Figure 6. Inhibition of JNK activity decreases migration, invasion and FLPs formation in SORBS1 knockdown cells

(A, D and G) Transwell assay were conducted in MCF 10A Control (A), MDA-MB-231 Control (D), HBL100 Control cells (G) and corresponding stably expressing shSORBS1 cells which were treated with DMSO or sp600125 (10 μM) for 24 hours. Migration assay: MCF 10A and HBL100 (4 × 10⁴ cells/well), MDA-MB-231 (3 × 10⁴ cells/well). Invasion assay: MCF 10A and HBL100 (8 × 10⁴ cells/well), MDA-MB-231 (6 × 10⁴ cells). Images were taken with a 10× objective lens. (B and C) Quantitative results are illustrated for migration and invasion in panel A. (E and F) Quantitative results from panel D. (H and I) Quantification of transwell migration and invasion assay from panel G. (J and K) Transwell assay were conducted in SUM159 Control and SORBS1 overexpressed (OE) cells, in which cells (migration, 3 × 10⁴ cells/well; invasion, 6 × 10⁴ cells/well) were cultured and treated with DMSO or sp600125 (10 μM) for 24 hours. (K) Quantification of transwell migration and invasion assay from panel J. The numbers of cells were counted from at least four independent microscopic fields. Data are shown as mean ± s.d. (n = 3), **P < 0.01, ***P < 0.001, Student's t-test. (L–O) FLPs formation of MCF10A shSORBS1 (L), HBL100 shSORBS1 (M), MDA-MB-231 shSORBS1 (N), SUM159 SORBS1 (OE) (O) and corresponding control cell lines. 3 × 10³ cells/well were seeded in 3D matrigel and treated with DMSO or sp600125 (10 μM) for 24 hours. The location of DAPI (blue) and phalloidin (red) were determined. The experiment was repeated for three times. Scale bars, 20 μm.
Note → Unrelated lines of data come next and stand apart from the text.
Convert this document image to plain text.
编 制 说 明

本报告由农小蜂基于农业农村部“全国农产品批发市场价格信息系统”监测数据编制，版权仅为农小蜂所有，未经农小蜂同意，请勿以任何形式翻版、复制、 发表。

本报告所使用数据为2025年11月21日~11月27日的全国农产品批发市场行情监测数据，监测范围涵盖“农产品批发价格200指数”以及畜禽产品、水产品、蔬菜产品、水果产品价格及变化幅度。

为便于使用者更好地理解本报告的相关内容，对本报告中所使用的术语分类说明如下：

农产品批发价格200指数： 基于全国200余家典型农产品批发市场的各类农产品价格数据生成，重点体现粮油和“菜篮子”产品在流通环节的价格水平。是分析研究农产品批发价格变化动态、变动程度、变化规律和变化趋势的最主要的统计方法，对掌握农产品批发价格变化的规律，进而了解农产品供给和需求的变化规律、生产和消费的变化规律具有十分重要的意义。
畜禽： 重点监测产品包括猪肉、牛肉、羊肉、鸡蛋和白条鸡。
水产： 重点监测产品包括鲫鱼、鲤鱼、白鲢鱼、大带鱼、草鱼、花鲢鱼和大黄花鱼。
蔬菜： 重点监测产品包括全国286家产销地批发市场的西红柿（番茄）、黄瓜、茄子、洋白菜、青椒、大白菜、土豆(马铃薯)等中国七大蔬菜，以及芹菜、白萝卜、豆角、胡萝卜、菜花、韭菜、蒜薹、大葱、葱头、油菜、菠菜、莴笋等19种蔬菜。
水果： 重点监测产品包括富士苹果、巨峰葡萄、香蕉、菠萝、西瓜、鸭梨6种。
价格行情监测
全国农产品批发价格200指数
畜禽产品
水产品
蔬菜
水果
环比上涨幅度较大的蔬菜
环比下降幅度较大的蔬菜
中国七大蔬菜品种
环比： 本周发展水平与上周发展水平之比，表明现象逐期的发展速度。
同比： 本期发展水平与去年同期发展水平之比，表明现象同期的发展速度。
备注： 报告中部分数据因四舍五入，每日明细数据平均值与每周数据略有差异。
Figure 7. SORBS1 promotes cisplatin-related drug sensitivity in breast cancer cells

(A–C) flow cytometry (FCM) was performed to analyze apoptosis in MCF 10A control (A), HBL100 control (B), MDA-MB-231 control (C) and respectively shSORBS1 cell lines. Cells were treated with 10 ug/ml cisplatin for 24 hours and data are shown as mean ± s.d. (n = 3). **P < 0.01, ***P < 0.001, Student's t-test. (D) SUM159 cells were transiently transfected with 1 μg of vector (Control) or human SORBS1 (OE). After 24 hours, cells were treated with 10 ug/ml cisplatin for another 24 hours. The rate of apoptosis was analyzed by FCM. Data are shown as mean ± s.d. (n = 3). **P < 0.01, Student's t-test. (E–G, I) Western blot was conducted to detect the expression of apoptosis related proteins in MCF 10A shSORBS1 (E), MDA-MB-231 shSORBS1 (F), HBL100 shSORBS1 (G), SUM159 SORBS1 (OE) (I) and respectively control cell lines treated with 10 ug/ml cisplatin for 24 hours. (H) Immunofluorescence staining was performed to detect the protein patterns of cleaved-caspase3 in HBL100 Control and shSORBS1 cell lines treated with 10 ug/ml cisplatin for 24 hours. Images were taken with a 40× objective lens. (J) IC50 values were detected by MTT in MCF7-Adr (anti Adriamycin), Skov3-DDP (anti cisplatin) and SGC7901-DDP (anti cisplatin) and respectively parent cell lines. The IC50values were calculated. The experiment was repeated for three times. (K) qPCR and western were performed to analyze the mRNA and protein levels of SORBS1 in MCF7, Skov3, SGC7901 and corresponding chemical drug resistance cell lines. Data are shown as mean ± s.d. (n = 3), ***P < 0.001, Student's t-test. (L) Kaplan-Meier survival analysis for assessment of overall survival (OS) analysis based tumor SORBS1 level in 69 breast cancer patients with systemic cisplatin chemotherapy (left panel) and 176 chemotherapy treated lung cancer patients (right panel). Survival curves were generated by using the Kaplan-Meier Plotter online tool based on data stratified based on the best cut-off. Curves were compared by hazard ratios (HR) and p values (log rank p).